1. A reasoning method for the expressway lane-changing intention of an end-to-end driver is characterized by comprising the following steps,

s2. feature fusion and synchronization

s3, model training and testing, specifically comprising

S31, marking the training data,

s32, training a circulating neural network,

s33, testing a cyclic application network;

and S4, outputting the system.

2. The method as claimed in claim 1, wherein the DCNN1 model in step S11 processes video data from the first camera facing the driver, the DCNN2 model processes video data from the second camera of the a pillar of the vehicle in front of the side, and the DCNN1 and DCNN2 models are both provided with GPU training and set the number of iterations and minimum batch processing amount.

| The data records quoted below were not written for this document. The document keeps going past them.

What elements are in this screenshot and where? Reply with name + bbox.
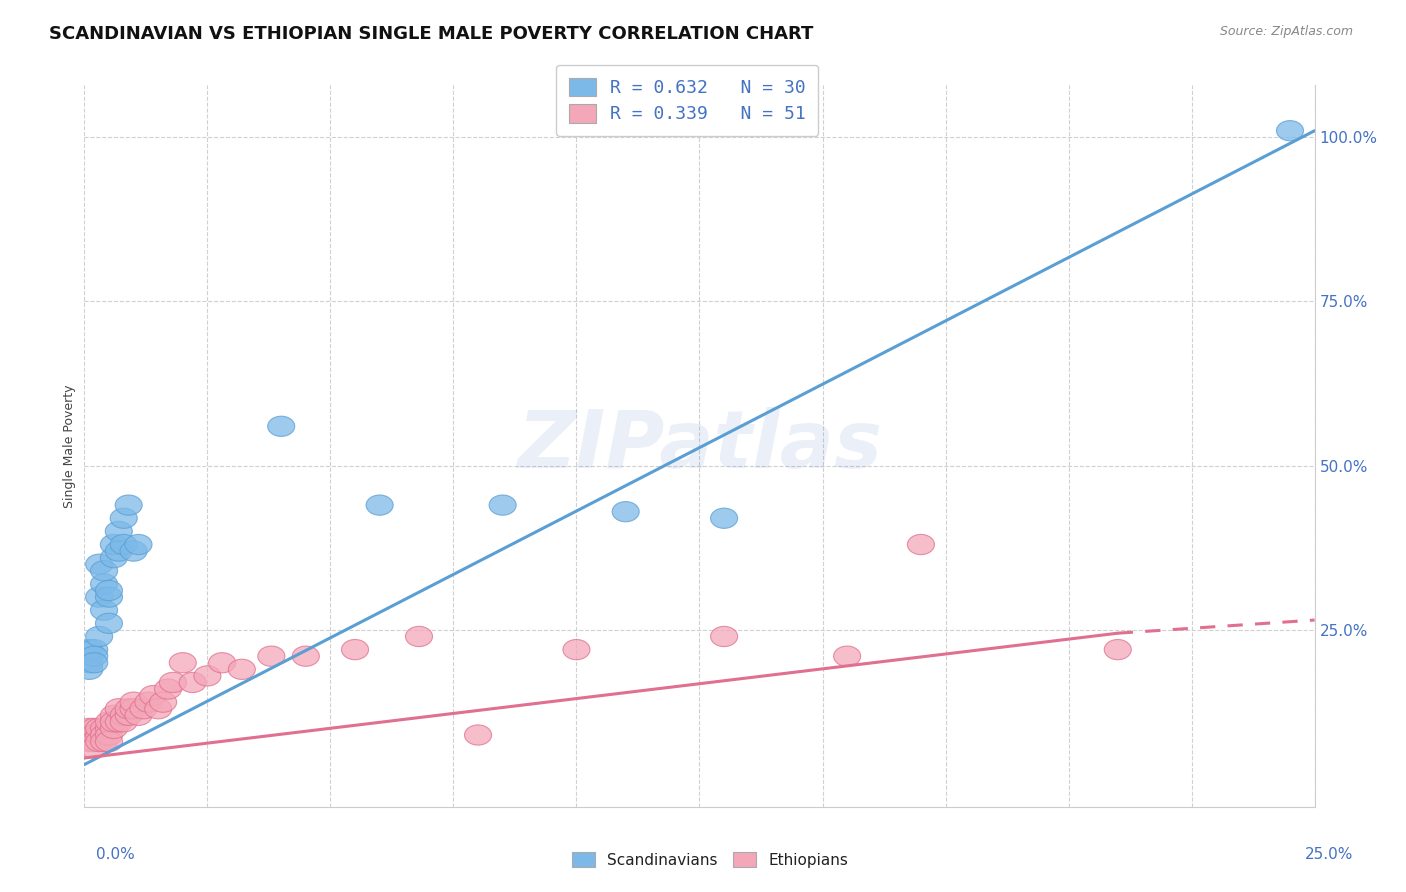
Ellipse shape bbox=[96, 581, 122, 600]
Text: 25.0%: 25.0% bbox=[1305, 847, 1353, 862]
Ellipse shape bbox=[120, 692, 148, 713]
Ellipse shape bbox=[105, 698, 132, 719]
Legend: R = 0.632   N = 30, R = 0.339   N = 51: R = 0.632 N = 30, R = 0.339 N = 51 bbox=[555, 65, 818, 136]
Ellipse shape bbox=[105, 521, 132, 541]
Ellipse shape bbox=[90, 718, 118, 739]
Ellipse shape bbox=[76, 718, 103, 739]
Ellipse shape bbox=[96, 613, 122, 633]
Ellipse shape bbox=[292, 646, 319, 666]
Ellipse shape bbox=[76, 640, 103, 660]
Ellipse shape bbox=[110, 706, 138, 725]
Ellipse shape bbox=[100, 548, 128, 568]
Ellipse shape bbox=[100, 718, 128, 739]
Ellipse shape bbox=[80, 725, 108, 745]
Ellipse shape bbox=[1277, 120, 1303, 141]
Text: Source: ZipAtlas.com: Source: ZipAtlas.com bbox=[1219, 25, 1353, 38]
Ellipse shape bbox=[86, 731, 112, 752]
Ellipse shape bbox=[90, 725, 118, 745]
Ellipse shape bbox=[159, 673, 187, 692]
Ellipse shape bbox=[96, 731, 122, 752]
Ellipse shape bbox=[257, 646, 285, 666]
Ellipse shape bbox=[110, 508, 138, 528]
Ellipse shape bbox=[125, 534, 152, 555]
Ellipse shape bbox=[76, 731, 103, 752]
Ellipse shape bbox=[834, 646, 860, 666]
Text: 0.0%: 0.0% bbox=[96, 847, 135, 862]
Ellipse shape bbox=[105, 541, 132, 561]
Ellipse shape bbox=[96, 587, 122, 607]
Ellipse shape bbox=[907, 534, 935, 555]
Ellipse shape bbox=[612, 501, 640, 522]
Ellipse shape bbox=[100, 712, 128, 732]
Ellipse shape bbox=[145, 698, 172, 719]
Ellipse shape bbox=[179, 673, 207, 692]
Text: SCANDINAVIAN VS ETHIOPIAN SINGLE MALE POVERTY CORRELATION CHART: SCANDINAVIAN VS ETHIOPIAN SINGLE MALE PO… bbox=[49, 25, 814, 43]
Ellipse shape bbox=[80, 738, 108, 758]
Ellipse shape bbox=[80, 718, 108, 739]
Ellipse shape bbox=[86, 718, 112, 739]
Ellipse shape bbox=[80, 731, 108, 752]
Ellipse shape bbox=[80, 640, 108, 660]
Ellipse shape bbox=[90, 731, 118, 752]
Ellipse shape bbox=[129, 698, 157, 719]
Ellipse shape bbox=[90, 600, 118, 620]
Ellipse shape bbox=[489, 495, 516, 516]
Ellipse shape bbox=[96, 718, 122, 739]
Ellipse shape bbox=[76, 659, 103, 680]
Ellipse shape bbox=[228, 659, 256, 680]
Ellipse shape bbox=[80, 653, 108, 673]
Ellipse shape bbox=[80, 646, 108, 666]
Ellipse shape bbox=[90, 574, 118, 594]
Ellipse shape bbox=[710, 626, 738, 647]
Ellipse shape bbox=[139, 685, 167, 706]
Ellipse shape bbox=[76, 653, 103, 673]
Ellipse shape bbox=[96, 725, 122, 745]
Ellipse shape bbox=[405, 626, 433, 647]
Ellipse shape bbox=[464, 725, 492, 745]
Ellipse shape bbox=[115, 706, 142, 725]
Ellipse shape bbox=[86, 587, 112, 607]
Ellipse shape bbox=[342, 640, 368, 660]
Ellipse shape bbox=[120, 698, 148, 719]
Ellipse shape bbox=[710, 508, 738, 528]
Ellipse shape bbox=[115, 698, 142, 719]
Ellipse shape bbox=[194, 665, 221, 686]
Ellipse shape bbox=[86, 725, 112, 745]
Ellipse shape bbox=[155, 679, 181, 699]
Ellipse shape bbox=[366, 495, 394, 516]
Ellipse shape bbox=[208, 653, 236, 673]
Ellipse shape bbox=[86, 554, 112, 574]
Ellipse shape bbox=[100, 534, 128, 555]
Ellipse shape bbox=[267, 417, 295, 436]
Ellipse shape bbox=[1104, 640, 1132, 660]
Y-axis label: Single Male Poverty: Single Male Poverty bbox=[63, 384, 76, 508]
Ellipse shape bbox=[120, 541, 148, 561]
Ellipse shape bbox=[105, 712, 132, 732]
Ellipse shape bbox=[90, 561, 118, 581]
Ellipse shape bbox=[125, 706, 152, 725]
Ellipse shape bbox=[135, 692, 162, 713]
Ellipse shape bbox=[149, 692, 177, 713]
Ellipse shape bbox=[169, 653, 197, 673]
Ellipse shape bbox=[96, 712, 122, 732]
Text: ZIPatlas: ZIPatlas bbox=[517, 407, 882, 485]
Ellipse shape bbox=[115, 495, 142, 516]
Ellipse shape bbox=[100, 706, 128, 725]
Ellipse shape bbox=[110, 712, 138, 732]
Legend: Scandinavians, Ethiopians: Scandinavians, Ethiopians bbox=[567, 846, 853, 873]
Ellipse shape bbox=[110, 534, 138, 555]
Ellipse shape bbox=[86, 626, 112, 647]
Ellipse shape bbox=[562, 640, 591, 660]
Ellipse shape bbox=[76, 725, 103, 745]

3. The reasoning method for end-to-end driver expressway lane-changing intention as claimed in claim 2, wherein in the step S11, the specific steps of constructing DCNN1 and DCNN2 models are as follows,

4. The method for reasoning the expressway lane-change intention of an end-to-end driver according to claim 1, wherein in the step S12, the step of obtaining the road scene feature vector comprises,

5. The method for reasoning the end-to-end driver expressway lane-changing intention according to claim 1, wherein in the step S31, the specific steps of training data labeling are,

6. The method for reasoning the end-to-end driver expressway lane-changing intention as claimed in claim 1, wherein in step S32, the concrete steps of training the recurrent neural network are,

7. The reasoning method for end-to-end driver expressway lane-changing intention as claimed in claim 1, wherein in step S33, the test cycle application network comprises off-line test and on-line verification, the on-line verification comprises the specific steps of,

8. The method for reasoning the expressway lane-changing intention of the end-to-end driver as claimed in claim 1, wherein in the step 4, the lane-changing intention is reasoned by combining the lane-changing probability and the continuous forecast quantity, and the result is transmitted to ADAS in time, so that the vehicle starts the detection and early warning of the interested area in advance, and the occurrence of traffic accidents is reduced.